上質な家具を通して心豊かなライフスタイルを提案するarflexと、額縁・額装店としての顔も持つnoie.cc(ノイエ キュレーション&クリエイション)による共創プロジェクト〈LIFE with ART project〉。企画を担当するnoie.ccの鷹箸 廉(たかのはし・れん)さんと、アルフレックスジャパンの村上 睦(むらかみ・むつみ)が、狩野岳朗さんの制作の原点や作品に込められた感覚をひもときながら、生活空間におけるアートのあり方について語り合いました。
― 狩野さんが絵を描き始めたきっかけは?
狩野:
公園で木を見ていたとき、枝の形がすごく不思議に思えたんです。「これって命の形なのかもしれない」と思って、描き始めました。

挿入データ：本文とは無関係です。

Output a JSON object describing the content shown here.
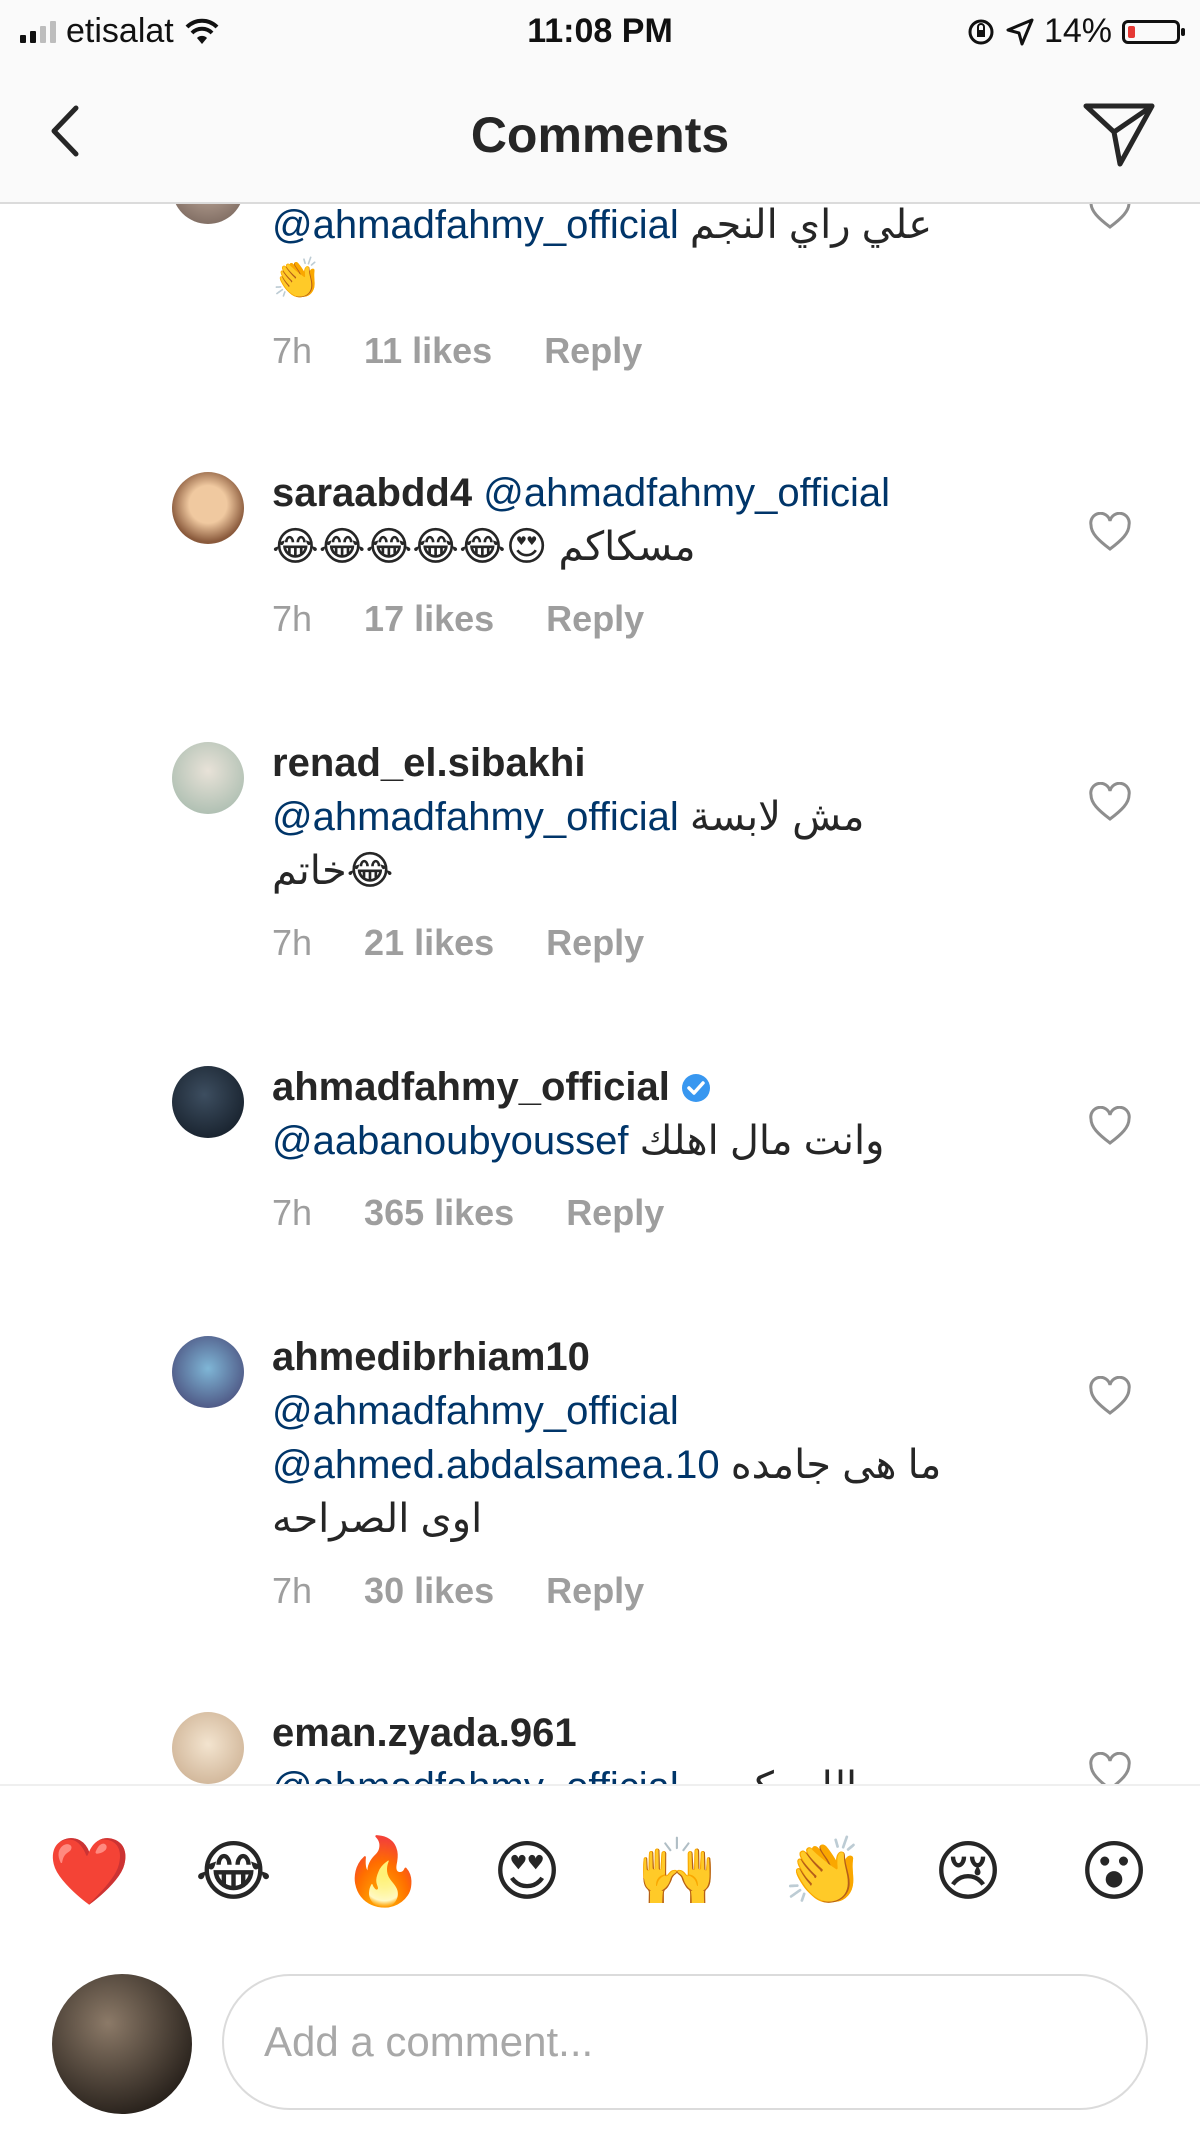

外で木を見て、帰ってきて部屋で描く。それを繰り返すうちに、だんだん自分の手のしわとか血管とか、地図とか、生き物が作り出す形が似ていることに気づいて、生きることって全部、つながってるんだという感覚になって、それでだんだん今の絵のようになっていきました。
僕は絵の勉強をしたわけでもないし、ただ自分の部屋に飾る絵として描いていたので、最初の個展の話をもらったとき、迷ってタイトルを「部屋絵」にしたんです。部屋の絵を描いているわけではないんですが(笑)
noie 鷹箸:
狩野さんの作品を初めて拝見したとき、「部屋絵」という背景があるって全然知らなかったんです(笑)ただ、この作品が家の中にあったらほっとするだろうな、暮らしに寄り添う作品だな、と感じて純粋にすごく好きになっていって。
その後「部屋絵」のお話を聞いて、これはLIFE with ART projectで企画するべき作家なのではと思って、ぜひ展示していただけないかと口説きました。
arflex 村上:
言われてみれば木に見えなくもないし、でもそれだけじゃない。曖昧さというか、押しつけのなさが魅力ですよね。穏やかな色調ともあいまって、作家さんにこんなこと言うのは失礼なんですが「すごく良いし、arflexっぽい!」と、第一印象で感じました。